A reclamação veio a ser indeferida com base na fundamentação seguinte:
'A questão a resolver, como refere o reclamante, consiste em saber se o prazo de interposição do recurso é de cinco dias, como estabelece o artº 428º do CJM, ou de dez dias, como estabelece o artº 411º do C.P.Penal e ainda se esse prazo começa a correr a partir da notificação da decisão ao próprio réu ou ao seu mandatário.
Começando por este segundo aspecto, sustenta o reclamante, invocando o preceituado no artº 113º do CPP, que o prazo de interposição do recurso do despacho que indeferiu a arguição da nulidade da audiência do julgamento nem sequer começou ainda a correr porque o réu Vaz não foi, até agora, notificado de tal decisão pelo que, necessariamente, o recurso foi interposto em tempo. Mas salvo melhor opinião, não lhe assiste razão.
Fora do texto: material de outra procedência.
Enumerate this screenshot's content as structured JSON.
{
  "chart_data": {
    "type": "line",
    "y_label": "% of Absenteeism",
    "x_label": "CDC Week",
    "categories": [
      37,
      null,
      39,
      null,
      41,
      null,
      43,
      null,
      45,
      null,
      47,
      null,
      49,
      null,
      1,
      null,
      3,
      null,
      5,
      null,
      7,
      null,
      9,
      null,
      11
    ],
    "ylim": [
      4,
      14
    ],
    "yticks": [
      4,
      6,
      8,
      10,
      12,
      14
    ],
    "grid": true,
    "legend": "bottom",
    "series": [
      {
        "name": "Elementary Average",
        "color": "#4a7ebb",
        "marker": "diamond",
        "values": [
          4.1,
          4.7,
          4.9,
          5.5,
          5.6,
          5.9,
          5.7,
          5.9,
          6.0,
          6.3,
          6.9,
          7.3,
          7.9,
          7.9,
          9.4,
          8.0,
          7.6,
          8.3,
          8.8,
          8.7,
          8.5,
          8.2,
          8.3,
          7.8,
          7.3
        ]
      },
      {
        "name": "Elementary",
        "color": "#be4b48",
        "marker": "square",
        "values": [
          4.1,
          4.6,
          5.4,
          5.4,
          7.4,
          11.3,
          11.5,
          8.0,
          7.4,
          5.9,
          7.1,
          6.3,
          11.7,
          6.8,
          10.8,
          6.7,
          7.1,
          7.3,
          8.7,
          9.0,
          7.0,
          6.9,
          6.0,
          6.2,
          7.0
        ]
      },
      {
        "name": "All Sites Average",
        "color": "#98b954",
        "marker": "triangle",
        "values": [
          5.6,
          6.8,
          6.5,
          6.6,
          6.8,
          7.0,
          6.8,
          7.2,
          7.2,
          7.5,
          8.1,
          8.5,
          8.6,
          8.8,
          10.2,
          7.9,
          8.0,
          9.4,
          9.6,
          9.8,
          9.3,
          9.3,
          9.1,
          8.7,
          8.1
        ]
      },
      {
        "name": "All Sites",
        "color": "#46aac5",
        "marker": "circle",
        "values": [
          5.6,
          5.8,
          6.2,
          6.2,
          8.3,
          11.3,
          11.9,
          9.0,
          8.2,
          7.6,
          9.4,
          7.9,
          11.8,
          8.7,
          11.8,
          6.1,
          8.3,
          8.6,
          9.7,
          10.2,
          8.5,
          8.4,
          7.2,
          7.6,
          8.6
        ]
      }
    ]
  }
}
Aceitando que o regime estabelecido no citado artº 113º do CPP para as notificações é, subsidiariamente, aplicável no processo penal militar, por o CJM ser omisso a tal respeito, a verdade é que, contrariamente ao que defende o reclamante e como muito bem salienta o Mmº Juiz Auditor no seu douto parecer de fls. 7v e 8, resulta claramente do preceituado no nº 5 do artigo em referência que a notificação do despacho em causa não tinha que ser feita na pessoa do réu, sendo bastante a sua notificação ao defensor constituido para que se iniciasse o decurso do prazo para a interposição do recurso, já que a situação concreta em apreço não corresponde a nenhuma das ressalvas descritas na citada norma legal.
Relativamente à primeira parte da questão equacionada, alega o reclamante que o artº 428º do CMJ é inconstitucional por violar os princípios fundamentais de igualdade dos cidadãos perante a Lei, do livre acesso ao Direito e aos Tribunais e das garantias de defesa do arguido consagrados, respectivamente, nos artºs 13º, 20º e 32º do CRP, para daí inferir que, sendo inaplicável, 'in casu', por essa razão, o disposto naquele preceito legal, o prazo de recurso só poderá ser o estabelecido no artº 411º do C.P.P., subsidiariamente aplicável.
Salvo o devido respeito, não é assim.
Em primeiro lugar, é óbvio que o disposto no mencionado artº 428 do CJM na medida em que apenas estabelece ou fixa um prazo para o exercício do direito de recurso, não viola o direito do livre acesso ao Direito e aos Tribunais nem atinge as garantias de defesa do réu, porquanto, reconhecendo e mantendo intocados esses direitos, apenas estatui sobre o período de tempo em que podem, validamente, ser exercidos.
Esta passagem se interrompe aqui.